While I was still the editor of JAMA, I was in Boston in January, 1997, to do my regular teaching at Harvard. I dropped in to see my friend Jerry Kassirer, the editor of the New England Journal of Medicine. Little did I know that Jerry was in the midst of a firestorm of protest for his just-published editorial called “Federal Foolishness and Marijuana.” Jerry told me that he received more response to that editorial than anything else he had ever written.
Six months later, at Brown University, David Lewis and 36 other distinguished physicians founded Physician Leadership for National Drug Policy [now Physicians and Lawyers for National Drug Policy] (www.plndp.org). PLNDP was begun to persuade the United States to deal with psychoactive drugs by applying scientific best evidence rather than the myths, lies, religion, and ideology our country had been using.
In 2005, I published a Webcast Video Editorial on Medscape, demanding that the U.S. government reclassify marijuana from a Schedule I drug. The response to that editorial was mostly supportive. Opinion was changing.
Fast forward to 2010. In this publication, more than 80% of some 1,800 (and counting) physicians in a current MedPage Today survey responded that marijuana should be reclassified from Schedule I. Great progress!

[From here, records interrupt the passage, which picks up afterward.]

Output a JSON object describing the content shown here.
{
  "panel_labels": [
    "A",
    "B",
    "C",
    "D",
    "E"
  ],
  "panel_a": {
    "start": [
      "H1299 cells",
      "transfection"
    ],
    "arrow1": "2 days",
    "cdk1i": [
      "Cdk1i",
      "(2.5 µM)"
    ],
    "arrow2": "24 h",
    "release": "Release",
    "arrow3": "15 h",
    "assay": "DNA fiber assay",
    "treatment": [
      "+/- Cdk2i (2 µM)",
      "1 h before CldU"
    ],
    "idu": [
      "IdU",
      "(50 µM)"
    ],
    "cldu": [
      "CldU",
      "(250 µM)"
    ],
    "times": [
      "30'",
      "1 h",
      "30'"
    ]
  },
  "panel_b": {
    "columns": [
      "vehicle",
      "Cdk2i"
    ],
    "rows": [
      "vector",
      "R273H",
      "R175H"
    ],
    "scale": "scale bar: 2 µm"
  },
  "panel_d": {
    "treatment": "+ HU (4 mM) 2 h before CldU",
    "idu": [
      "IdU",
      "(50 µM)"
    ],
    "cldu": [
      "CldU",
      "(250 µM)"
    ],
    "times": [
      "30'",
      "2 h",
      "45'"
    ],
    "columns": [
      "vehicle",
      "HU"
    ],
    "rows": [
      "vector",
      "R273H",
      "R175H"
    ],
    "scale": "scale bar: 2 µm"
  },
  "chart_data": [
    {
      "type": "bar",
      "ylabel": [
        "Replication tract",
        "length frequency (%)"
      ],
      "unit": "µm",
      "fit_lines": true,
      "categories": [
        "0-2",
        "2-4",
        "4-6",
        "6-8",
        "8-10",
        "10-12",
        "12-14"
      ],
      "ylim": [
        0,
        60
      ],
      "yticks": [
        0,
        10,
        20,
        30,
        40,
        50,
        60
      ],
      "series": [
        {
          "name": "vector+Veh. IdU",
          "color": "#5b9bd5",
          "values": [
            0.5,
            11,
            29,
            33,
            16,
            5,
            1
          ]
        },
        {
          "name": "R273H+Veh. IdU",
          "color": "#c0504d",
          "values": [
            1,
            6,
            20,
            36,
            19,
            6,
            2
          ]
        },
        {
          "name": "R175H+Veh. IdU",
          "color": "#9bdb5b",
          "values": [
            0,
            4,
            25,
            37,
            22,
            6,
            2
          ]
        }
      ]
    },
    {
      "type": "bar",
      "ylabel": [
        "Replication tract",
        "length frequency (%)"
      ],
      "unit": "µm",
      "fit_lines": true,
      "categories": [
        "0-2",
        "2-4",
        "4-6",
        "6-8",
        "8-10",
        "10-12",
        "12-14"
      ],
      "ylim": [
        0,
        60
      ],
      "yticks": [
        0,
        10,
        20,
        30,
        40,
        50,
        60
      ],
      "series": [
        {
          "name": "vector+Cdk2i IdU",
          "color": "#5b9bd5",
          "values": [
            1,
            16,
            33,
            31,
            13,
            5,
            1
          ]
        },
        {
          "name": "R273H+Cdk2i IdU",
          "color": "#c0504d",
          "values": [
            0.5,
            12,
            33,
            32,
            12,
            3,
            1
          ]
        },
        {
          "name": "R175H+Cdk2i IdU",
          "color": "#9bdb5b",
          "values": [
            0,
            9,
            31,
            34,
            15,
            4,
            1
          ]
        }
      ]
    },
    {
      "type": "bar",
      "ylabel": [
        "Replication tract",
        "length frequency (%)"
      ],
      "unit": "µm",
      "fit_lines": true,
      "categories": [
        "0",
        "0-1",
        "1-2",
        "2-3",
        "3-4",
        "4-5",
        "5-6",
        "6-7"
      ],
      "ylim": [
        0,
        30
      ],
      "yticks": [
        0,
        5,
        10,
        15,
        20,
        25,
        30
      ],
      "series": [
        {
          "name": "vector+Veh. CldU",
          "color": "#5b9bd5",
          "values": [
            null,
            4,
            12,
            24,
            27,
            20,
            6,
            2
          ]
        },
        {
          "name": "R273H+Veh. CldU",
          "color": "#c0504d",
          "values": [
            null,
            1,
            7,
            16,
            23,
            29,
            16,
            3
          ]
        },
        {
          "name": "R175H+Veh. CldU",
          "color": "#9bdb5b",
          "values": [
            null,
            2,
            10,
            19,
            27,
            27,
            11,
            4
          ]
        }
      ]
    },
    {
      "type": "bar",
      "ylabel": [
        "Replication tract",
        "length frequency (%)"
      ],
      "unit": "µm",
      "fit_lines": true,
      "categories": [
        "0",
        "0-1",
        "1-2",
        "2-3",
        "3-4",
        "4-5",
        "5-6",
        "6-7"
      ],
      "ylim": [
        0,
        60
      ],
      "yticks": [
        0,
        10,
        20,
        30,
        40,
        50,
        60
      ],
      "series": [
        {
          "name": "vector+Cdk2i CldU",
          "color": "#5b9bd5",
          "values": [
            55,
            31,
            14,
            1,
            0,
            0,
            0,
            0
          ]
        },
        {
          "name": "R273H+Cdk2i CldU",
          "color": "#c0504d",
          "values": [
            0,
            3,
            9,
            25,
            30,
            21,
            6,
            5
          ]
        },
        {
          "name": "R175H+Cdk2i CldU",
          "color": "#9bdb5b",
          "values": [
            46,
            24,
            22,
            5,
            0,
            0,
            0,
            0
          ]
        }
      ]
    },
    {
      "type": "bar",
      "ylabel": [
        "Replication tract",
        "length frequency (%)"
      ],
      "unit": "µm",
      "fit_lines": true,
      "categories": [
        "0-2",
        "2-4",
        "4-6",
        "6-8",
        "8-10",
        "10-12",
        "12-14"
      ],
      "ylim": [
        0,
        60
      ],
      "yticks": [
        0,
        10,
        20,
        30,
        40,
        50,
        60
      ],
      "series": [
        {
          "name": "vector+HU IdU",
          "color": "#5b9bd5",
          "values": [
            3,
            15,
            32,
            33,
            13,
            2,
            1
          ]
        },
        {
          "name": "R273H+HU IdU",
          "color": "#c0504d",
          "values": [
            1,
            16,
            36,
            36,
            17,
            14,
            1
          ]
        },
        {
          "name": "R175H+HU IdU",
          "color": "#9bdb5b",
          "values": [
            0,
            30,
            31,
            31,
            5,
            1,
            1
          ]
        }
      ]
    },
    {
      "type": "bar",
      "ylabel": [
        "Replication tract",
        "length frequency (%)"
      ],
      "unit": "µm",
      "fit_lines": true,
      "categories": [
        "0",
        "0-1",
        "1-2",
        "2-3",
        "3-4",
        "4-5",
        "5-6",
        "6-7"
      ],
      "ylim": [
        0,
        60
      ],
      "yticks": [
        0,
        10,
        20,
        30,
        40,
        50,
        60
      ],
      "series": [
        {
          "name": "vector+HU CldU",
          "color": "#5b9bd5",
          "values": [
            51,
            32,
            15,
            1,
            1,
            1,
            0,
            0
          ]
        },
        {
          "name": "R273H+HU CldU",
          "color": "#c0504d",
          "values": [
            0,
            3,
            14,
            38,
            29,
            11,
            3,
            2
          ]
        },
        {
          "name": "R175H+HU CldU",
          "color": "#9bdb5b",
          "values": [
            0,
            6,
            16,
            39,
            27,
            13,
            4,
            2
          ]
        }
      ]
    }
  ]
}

As a forensic pathologist, I know that tobacco and alcohol kill every day in most American cities, legally. To my knowledge, marijuana has never toxicologically killed any one.
There was that one student at UCLA who choked on a bolus of weed while trying to destroy the evidence when the cops broke in. And there may have been one man in the Netherlands who smoked multiple consecutive pipe loads of high-grade hash, successfully killing himself. It is true that if one takes marijuana leaves, seeds, and stems, cooks a soup, and shoots the “pot porridge,” one gets really sick, as we reported from LA County years ago. And, it is obvious that flying an airplane or driving a car while stoned is a very bad idea.
I don’t use grass myself and I don’t recommend it; but for patients with terminal HIV or cancer, if they find palliative relief from medical marijuana, why not?
As to the broader question of recreational use, regulation, and taxation, I suspect that there will be a lot of unintended consequences when that first American state takes those legal steps, probably fairly soon.
George Lundberg is a MedPage Today Editor-at-Large and former editor of the Journal of the American Medical Association.